Integrasi HRIS menghilangkan entri data manual, kesalahan, dan risiko kepatuhan dengan menghubungkan platform HR dengan penggajian, tunjangan, dan sistem bisnis lainnya. Untuk UKM Indonesia, penggajian adalah salah satu modul yang paling kritis secara operasional — kesalahan berarti karyawan tidak puas dan potensi pelanggaran hukum ketenagakerjaan.

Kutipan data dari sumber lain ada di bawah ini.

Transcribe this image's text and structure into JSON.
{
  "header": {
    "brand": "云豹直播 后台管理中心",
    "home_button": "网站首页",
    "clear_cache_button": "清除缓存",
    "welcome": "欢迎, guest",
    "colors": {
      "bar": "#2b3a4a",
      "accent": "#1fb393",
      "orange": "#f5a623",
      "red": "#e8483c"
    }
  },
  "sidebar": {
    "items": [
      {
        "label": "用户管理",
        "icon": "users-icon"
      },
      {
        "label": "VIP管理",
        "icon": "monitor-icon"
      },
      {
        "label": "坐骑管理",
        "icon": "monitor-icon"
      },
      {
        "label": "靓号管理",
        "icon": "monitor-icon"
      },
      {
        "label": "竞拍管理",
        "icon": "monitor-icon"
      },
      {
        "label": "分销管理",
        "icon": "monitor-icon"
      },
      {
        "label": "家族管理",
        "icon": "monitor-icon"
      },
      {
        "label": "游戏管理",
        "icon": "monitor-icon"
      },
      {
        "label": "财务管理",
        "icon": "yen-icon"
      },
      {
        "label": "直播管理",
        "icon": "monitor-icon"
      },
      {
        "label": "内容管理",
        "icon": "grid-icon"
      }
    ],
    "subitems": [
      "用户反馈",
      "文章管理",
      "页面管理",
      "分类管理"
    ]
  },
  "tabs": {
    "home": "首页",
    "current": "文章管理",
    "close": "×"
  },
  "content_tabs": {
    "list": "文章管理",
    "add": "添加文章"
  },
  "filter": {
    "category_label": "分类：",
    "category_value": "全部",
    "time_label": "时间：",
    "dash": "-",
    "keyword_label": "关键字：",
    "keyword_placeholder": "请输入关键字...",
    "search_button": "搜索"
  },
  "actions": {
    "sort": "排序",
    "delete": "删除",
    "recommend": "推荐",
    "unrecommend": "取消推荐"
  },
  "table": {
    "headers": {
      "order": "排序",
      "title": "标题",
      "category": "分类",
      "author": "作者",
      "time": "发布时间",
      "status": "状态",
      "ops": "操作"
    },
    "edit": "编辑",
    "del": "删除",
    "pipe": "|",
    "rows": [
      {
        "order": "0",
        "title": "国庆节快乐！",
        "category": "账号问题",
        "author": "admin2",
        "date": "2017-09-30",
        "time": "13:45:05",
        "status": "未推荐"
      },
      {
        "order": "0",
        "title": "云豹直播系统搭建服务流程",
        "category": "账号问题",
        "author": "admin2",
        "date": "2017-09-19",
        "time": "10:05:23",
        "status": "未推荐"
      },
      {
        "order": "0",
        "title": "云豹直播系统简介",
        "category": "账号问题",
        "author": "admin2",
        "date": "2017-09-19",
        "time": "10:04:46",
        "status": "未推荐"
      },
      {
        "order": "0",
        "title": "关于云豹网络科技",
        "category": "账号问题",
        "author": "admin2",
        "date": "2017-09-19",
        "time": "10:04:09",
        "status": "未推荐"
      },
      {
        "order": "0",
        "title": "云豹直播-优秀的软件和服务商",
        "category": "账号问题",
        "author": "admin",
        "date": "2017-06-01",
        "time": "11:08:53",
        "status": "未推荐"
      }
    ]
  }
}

Saya telah melihat perusahaan Indonesia menghabiskan 3-5 hari per bulan untuk pemrosesan penggajian menggunakan kombinasi file Excel dan transfer bank manual.
Penggajian Indonesia memiliki komponen spesifik yang harus dimodelkan dengan benar: Gaji Pokok, Tunjangan Jabatan, Tunjangan Makan, Tunjangan Transport, Uang Lembur, THR (Tunjangan Hari Raya), dan berbagai potongan (BPJS Kesehatan, BPJS Ketenagakerjaan, PPh 21, potongan keterlambatan/absensi). Setiap komponen memiliki perlakuan pajak berbeda.
Modul penggajian kami membaca data kehadiran dari tiga sumber yang mungkin: mesin kehadiran biometrik (via API atau impor CSV), persetujuan timesheet di modul proyek, atau entri manual oleh HR. Rekaman kehadiran diagregasi per karyawan per bulan untuk menghitung: total hari kerja, keterlambatan, absensi tanpa izin, dan jam lembur (jam di luar 8 per hari atau 40 per minggu, dibayar 1,5x atau 2x per UU Ketenagakerjaan).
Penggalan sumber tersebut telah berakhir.